Près de 2000 chercheurs et personnels de l'Institut de Recherche pour le Développement (IRD) ont signé une tribune publiée dans Libération pour s'opposer au projet d'absorption de leur institut par le Centre National de la Recherche Scientifique (CNRS). Ils estiment que cette fusion mettrait en péril la recherche dédiée aux pays du Sud et aux enjeux de développement.
Un projet de fusion contesté
Le gouvernement français envisage de fusionner l'IRD avec le CNRS dans le cadre de la réforme de la recherche publique. Selon les signataires, cette absorption entraînerait une perte d'identité et de spécificité pour l'IRD, dont la mission principale est de mener des recherches en partenariat avec les pays en développement. « L'IRD est un acteur clé de la recherche sur les grands défis mondiaux : changement climatique, biodiversité, santé globale, sécurité alimentaire », rappellent-ils.

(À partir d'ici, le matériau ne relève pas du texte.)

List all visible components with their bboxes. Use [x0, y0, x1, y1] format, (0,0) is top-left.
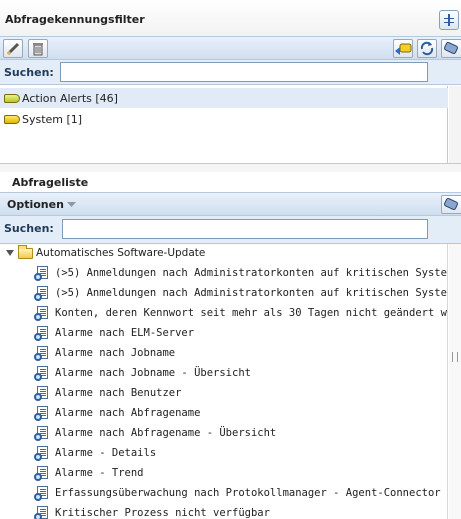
tag-icon — [4, 115, 20, 124]
query-search-input[interactable] — [62, 219, 428, 239]
collapse-panel-button[interactable] — [439, 10, 459, 30]
tag-menu-button[interactable] — [441, 39, 461, 58]
query-search-bar: Suchen: — [0, 216, 461, 244]
edit-button[interactable] — [3, 39, 23, 58]
query-label: Alarme nach Abfragename - Übersicht — [55, 427, 277, 439]
query-label: Erfassungsüberwachung nach Protokollmana… — [55, 487, 448, 499]
refresh-button[interactable] — [417, 39, 437, 58]
folder-icon — [18, 245, 33, 259]
query-list-item[interactable]: (>5) Anmeldungen nach Administratorkonte… — [0, 264, 448, 284]
filter-search-input[interactable] — [60, 62, 428, 82]
query-list-item[interactable]: Alarme nach Abfragename - Übersicht — [0, 424, 447, 444]
query-scrollbar[interactable] — [449, 244, 461, 519]
tag-icon — [4, 94, 20, 103]
filter-search-bar: Suchen: — [0, 60, 461, 85]
query-tree: Automatisches Software-Update (>5) Anmel… — [0, 244, 448, 519]
query-report-icon — [34, 406, 49, 422]
query-list-item[interactable]: Erfassungsüberwachung nach Protokollmana… — [0, 484, 448, 504]
query-label: (>5) Anmeldungen nach Administratorkonte… — [55, 267, 448, 279]
options-menu[interactable]: Optionen — [7, 198, 64, 211]
query-report-icon — [34, 446, 49, 462]
query-list-item[interactable]: Alarme - Trend — [0, 464, 447, 484]
query-list-item[interactable]: Alarme nach Benutzer — [0, 384, 447, 404]
query-report-icon — [34, 266, 49, 282]
filter-panel-title: Abfragekennungsfilter — [5, 13, 145, 26]
query-list-item[interactable]: (>5) Anmeldungen nach Administratorkonte… — [0, 284, 448, 304]
query-report-icon — [34, 286, 49, 302]
query-list-item[interactable]: Alarme nach Jobname — [0, 344, 447, 364]
scroll-grip-icon — [452, 352, 458, 362]
delete-button[interactable] — [28, 39, 48, 58]
trash-icon — [33, 43, 43, 56]
tree-folder-row[interactable]: Automatisches Software-Update — [0, 244, 447, 264]
query-report-icon — [34, 346, 49, 362]
query-label: (>5) Anmeldungen nach Administratorkonte… — [55, 287, 448, 299]
query-panel-header: Abfrageliste — [0, 172, 461, 192]
query-toolbar: Optionen — [0, 192, 461, 216]
query-label: Alarme - Trend — [55, 467, 144, 479]
filter-item-label: Action Alerts [46] — [22, 92, 118, 105]
pencil-icon — [6, 42, 20, 56]
query-report-icon — [34, 506, 49, 519]
chevron-down-icon[interactable] — [67, 202, 76, 208]
query-report-icon — [34, 486, 49, 502]
query-panel-title: Abfrageliste — [12, 176, 89, 189]
query-label: Alarme - Details — [55, 447, 157, 459]
query-list-item[interactable]: Alarme - Details — [0, 444, 447, 464]
query-label: Alarme nach Benutzer — [55, 387, 182, 399]
tag-icon — [444, 41, 458, 55]
filter-item-action-alerts[interactable]: Action Alerts [46] — [0, 88, 448, 108]
query-report-icon — [34, 466, 49, 482]
expand-arrow-icon[interactable] — [6, 250, 14, 256]
query-label: Alarme nach Jobname - Übersicht — [55, 367, 251, 379]
filter-item-system[interactable]: System [1] — [0, 109, 448, 129]
filter-item-label: System [1] — [22, 113, 83, 126]
query-list-item[interactable]: Konten, deren Kennwort seit mehr als 30 … — [0, 304, 448, 324]
filter-search-label: Suchen: — [4, 66, 54, 79]
query-tag-button[interactable] — [441, 195, 461, 214]
import-tag-button[interactable] — [393, 39, 413, 58]
query-report-icon — [34, 426, 49, 442]
query-label: Konten, deren Kennwort seit mehr als 30 … — [55, 307, 448, 319]
folder-label: Automatisches Software-Update — [36, 247, 206, 259]
query-list-item[interactable]: Kritischer Prozess nicht verfügbar — [0, 504, 447, 519]
filter-list: Action Alerts [46] System [1] — [0, 86, 448, 163]
filter-scrollbar[interactable] — [449, 86, 461, 163]
query-label: Alarme nach Jobname — [55, 347, 176, 359]
query-list-item[interactable]: Alarme nach Abfragename — [0, 404, 447, 424]
filter-panel-header: Abfragekennungsfilter — [0, 0, 461, 36]
query-list-item[interactable]: Alarme nach Jobname - Übersicht — [0, 364, 447, 384]
tag-arrow-icon — [395, 43, 412, 55]
panel-divider[interactable] — [0, 163, 461, 172]
query-search-label: Suchen: — [4, 222, 54, 235]
query-report-icon — [34, 366, 49, 382]
query-label: Kritischer Prozess nicht verfügbar — [55, 507, 270, 519]
refresh-icon — [420, 41, 434, 56]
query-label: Alarme nach Abfragename — [55, 407, 201, 419]
query-label: Alarme nach ELM-Server — [55, 327, 195, 339]
query-report-icon — [34, 326, 49, 342]
query-report-icon — [34, 306, 49, 322]
query-report-icon — [34, 386, 49, 402]
filter-toolbar — [0, 36, 461, 60]
tag-icon — [444, 197, 458, 211]
query-list-item[interactable]: Alarme nach ELM-Server — [0, 324, 447, 344]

Une spécialisation menacée
Les chercheurs soulignent que l'IRD possède une expertise unique dans les domaines de la recherche interdisciplinaire et de la coopération scientifique avec les pays du Sud. « Notre institut a développé des approches originales, alliant sciences exactes et sciences humaines, pour répondre aux besoins des populations les plus vulnérables », explique une chercheuse de l'IRD. L'absorption par le CNRS, un organisme généraliste, risquerait de diluer cette spécificité et de réduire l'efficacité des programmes de recherche.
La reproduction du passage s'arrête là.